Woolworth’s is one of my favorite places in Bakersfield. The quiet diner, glimmering sapphire and amethyst brooches behind glass cases, vintage Powerpuff Girls tin lunch boxes rusting on a shelf next to a fat, studded belt buckle featuring a bald eagle. I love getting lost in a confusing maze of old things clinging to dust until someone pulls them from a shelf and reinstates them into relevancy. The last time I visited the place, I wandered into an alcove that seemed like a semi-shrine to Marilyn Monroe.
There was a giant, framed black-and-white print of Marilyn in a glimmering white dress, smiling mischievously. Then, a shelf of smaller prints featuring Marilyn in different poses, her blonde hair coiffed perfectly, her smile sublime. There she was, everywhere, staring at me.
The thing is, her place isn’t only in the deep corners of Woolworth’s vintage supply. She’s on T-shirts printed at Forever 21 and in remake movies and hanging up in museums as Warhol’s muse. She’s ever present in our lives as this symbol of American beauty and sexuality that we just can’t get away from.
My mind drifts to the title of one of my favorite John Green books—An Abundance of Katherines—to the awareness of the dilemma that has recently struck me: An Abundance of Blondes. God, they’re everywhere. And as a girl who purchases Nylon and Vogue on the regular, I couldn’t help but notice their overwhelming presence in fashion magazines. Gigi and Karlie and Cara and Natalia and every other (beautiful, yes), but blonde, skinny piece of gorgeous that continue to echo Marilyn in so many frustrating ways. Years and years of progress and diversity and improved tolerance and still the symbol of beauty in our country is thought of as a Barbie-esque beauty queen.
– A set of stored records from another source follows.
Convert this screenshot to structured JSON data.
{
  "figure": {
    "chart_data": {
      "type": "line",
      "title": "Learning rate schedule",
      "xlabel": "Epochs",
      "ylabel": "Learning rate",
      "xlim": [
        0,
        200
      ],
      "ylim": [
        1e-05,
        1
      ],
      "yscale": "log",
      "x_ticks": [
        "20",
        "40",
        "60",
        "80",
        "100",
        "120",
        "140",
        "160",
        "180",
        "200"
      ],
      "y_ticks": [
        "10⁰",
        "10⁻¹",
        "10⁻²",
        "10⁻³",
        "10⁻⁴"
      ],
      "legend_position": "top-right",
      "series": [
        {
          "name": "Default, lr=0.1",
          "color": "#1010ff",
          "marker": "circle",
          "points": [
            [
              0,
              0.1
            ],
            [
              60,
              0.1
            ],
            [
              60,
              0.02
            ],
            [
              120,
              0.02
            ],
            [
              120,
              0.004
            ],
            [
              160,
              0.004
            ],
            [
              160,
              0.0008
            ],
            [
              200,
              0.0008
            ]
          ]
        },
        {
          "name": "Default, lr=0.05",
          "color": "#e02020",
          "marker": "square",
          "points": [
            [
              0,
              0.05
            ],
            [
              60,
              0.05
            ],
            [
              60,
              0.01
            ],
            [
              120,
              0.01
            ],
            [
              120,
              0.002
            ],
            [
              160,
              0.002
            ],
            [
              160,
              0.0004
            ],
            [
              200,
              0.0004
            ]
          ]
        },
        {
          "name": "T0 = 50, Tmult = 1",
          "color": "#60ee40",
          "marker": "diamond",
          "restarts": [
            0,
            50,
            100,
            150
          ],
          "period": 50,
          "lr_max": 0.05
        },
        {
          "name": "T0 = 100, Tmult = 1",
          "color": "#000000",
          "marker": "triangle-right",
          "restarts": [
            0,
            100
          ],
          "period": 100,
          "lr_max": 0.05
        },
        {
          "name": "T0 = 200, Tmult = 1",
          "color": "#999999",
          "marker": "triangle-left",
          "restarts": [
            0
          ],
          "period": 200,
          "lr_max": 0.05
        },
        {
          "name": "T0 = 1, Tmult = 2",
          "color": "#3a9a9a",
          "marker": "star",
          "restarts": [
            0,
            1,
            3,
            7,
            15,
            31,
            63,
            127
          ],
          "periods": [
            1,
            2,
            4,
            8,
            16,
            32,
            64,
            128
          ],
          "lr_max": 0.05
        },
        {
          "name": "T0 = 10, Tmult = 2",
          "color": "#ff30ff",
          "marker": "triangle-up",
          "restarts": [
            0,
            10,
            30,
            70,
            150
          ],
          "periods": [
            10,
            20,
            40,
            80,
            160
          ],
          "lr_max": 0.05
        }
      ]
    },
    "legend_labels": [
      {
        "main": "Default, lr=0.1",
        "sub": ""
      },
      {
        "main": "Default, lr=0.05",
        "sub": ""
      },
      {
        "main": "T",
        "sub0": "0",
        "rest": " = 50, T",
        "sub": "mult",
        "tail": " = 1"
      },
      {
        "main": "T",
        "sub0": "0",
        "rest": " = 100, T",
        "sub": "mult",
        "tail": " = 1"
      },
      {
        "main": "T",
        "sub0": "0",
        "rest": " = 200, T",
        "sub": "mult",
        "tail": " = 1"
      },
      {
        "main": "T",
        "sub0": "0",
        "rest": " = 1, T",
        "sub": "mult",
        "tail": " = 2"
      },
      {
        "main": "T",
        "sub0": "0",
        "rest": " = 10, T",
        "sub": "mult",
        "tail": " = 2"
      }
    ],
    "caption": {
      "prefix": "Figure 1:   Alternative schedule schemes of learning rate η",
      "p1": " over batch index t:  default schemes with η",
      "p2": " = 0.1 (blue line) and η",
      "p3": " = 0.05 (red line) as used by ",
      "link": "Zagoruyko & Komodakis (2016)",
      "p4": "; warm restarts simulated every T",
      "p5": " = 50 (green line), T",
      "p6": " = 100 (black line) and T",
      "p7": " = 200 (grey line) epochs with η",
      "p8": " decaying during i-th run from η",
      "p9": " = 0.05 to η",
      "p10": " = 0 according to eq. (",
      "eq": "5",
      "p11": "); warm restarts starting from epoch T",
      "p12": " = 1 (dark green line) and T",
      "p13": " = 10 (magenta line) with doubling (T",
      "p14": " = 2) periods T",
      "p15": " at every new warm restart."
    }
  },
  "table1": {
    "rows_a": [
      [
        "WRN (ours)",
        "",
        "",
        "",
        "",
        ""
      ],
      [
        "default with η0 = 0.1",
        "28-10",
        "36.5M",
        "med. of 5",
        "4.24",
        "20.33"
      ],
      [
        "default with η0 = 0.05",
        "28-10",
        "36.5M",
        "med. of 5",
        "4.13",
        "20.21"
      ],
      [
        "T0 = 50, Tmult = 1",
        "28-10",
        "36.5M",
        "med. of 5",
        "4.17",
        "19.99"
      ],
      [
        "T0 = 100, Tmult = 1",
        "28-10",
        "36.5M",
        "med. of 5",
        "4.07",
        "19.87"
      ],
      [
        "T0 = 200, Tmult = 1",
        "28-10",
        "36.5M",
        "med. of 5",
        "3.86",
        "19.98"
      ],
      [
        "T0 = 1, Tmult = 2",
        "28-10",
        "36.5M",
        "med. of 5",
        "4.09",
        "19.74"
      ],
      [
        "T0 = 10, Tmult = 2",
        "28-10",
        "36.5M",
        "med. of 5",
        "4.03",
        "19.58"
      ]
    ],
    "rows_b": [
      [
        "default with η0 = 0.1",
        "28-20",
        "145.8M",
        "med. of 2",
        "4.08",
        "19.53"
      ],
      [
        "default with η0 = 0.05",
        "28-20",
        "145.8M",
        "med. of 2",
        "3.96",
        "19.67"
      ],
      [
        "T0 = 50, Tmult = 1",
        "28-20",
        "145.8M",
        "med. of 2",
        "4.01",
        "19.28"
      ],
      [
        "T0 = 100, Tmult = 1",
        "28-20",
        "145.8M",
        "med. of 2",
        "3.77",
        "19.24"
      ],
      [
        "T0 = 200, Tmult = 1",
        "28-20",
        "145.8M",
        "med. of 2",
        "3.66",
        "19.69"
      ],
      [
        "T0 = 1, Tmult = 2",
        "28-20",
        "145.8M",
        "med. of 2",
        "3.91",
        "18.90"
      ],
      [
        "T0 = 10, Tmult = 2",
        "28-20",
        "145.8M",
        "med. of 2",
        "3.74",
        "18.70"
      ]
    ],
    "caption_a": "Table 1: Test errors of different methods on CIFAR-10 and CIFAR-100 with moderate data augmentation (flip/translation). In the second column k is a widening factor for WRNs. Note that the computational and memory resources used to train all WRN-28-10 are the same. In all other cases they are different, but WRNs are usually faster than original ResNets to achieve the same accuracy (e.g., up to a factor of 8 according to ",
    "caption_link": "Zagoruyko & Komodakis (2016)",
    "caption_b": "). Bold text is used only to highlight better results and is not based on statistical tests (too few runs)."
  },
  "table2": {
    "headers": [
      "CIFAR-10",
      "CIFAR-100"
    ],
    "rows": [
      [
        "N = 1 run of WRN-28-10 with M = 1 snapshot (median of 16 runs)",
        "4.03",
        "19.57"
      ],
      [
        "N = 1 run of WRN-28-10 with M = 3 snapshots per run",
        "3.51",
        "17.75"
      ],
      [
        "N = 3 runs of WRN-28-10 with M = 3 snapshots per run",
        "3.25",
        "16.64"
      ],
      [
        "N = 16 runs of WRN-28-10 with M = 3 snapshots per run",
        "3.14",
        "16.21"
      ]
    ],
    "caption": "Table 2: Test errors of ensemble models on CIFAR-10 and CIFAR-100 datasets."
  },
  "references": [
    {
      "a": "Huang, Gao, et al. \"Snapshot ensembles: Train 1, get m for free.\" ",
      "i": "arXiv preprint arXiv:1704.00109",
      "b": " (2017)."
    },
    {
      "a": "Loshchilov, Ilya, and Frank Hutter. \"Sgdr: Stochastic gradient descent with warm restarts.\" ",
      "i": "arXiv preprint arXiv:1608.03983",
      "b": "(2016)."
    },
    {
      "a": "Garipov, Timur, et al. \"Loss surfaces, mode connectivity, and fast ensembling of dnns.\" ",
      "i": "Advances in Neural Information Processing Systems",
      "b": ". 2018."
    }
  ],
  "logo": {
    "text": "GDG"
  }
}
Vogue’s October issue heralded Reese Witherspoon as the icon for American beauty. Funny, though, that their January 2015 cover girl was a blonde (lovely Sienna Miller), June cover was a blonde (Amanda Seyfried), and the most recent August cover girl is also a blonde (Nicole Kidman). Now, before you say that’s not too many blondes, the others this year so far were all brunettes (save for a lovely appearance by Serena Williams on the cover of the April issue).
Buzzfeed recently featured a lovely article on beauty icons that weren’t Marilyn Monroe—thank the Lord. But isn’t also sad that someone has to remind us that beautiful comes in many more forms than the Monroe aesthetic? It’s not enough for us to know that there are other kinds of beautiful. We need to do something about it.
Where do I start? By putting some value in myself. By not doubting my own beauty because the girls who have been on the cover of Vogue for the past months have looked absolutely nothing like me. By reminding my little sisters every day that they are stunning, empowered, beautiful girls.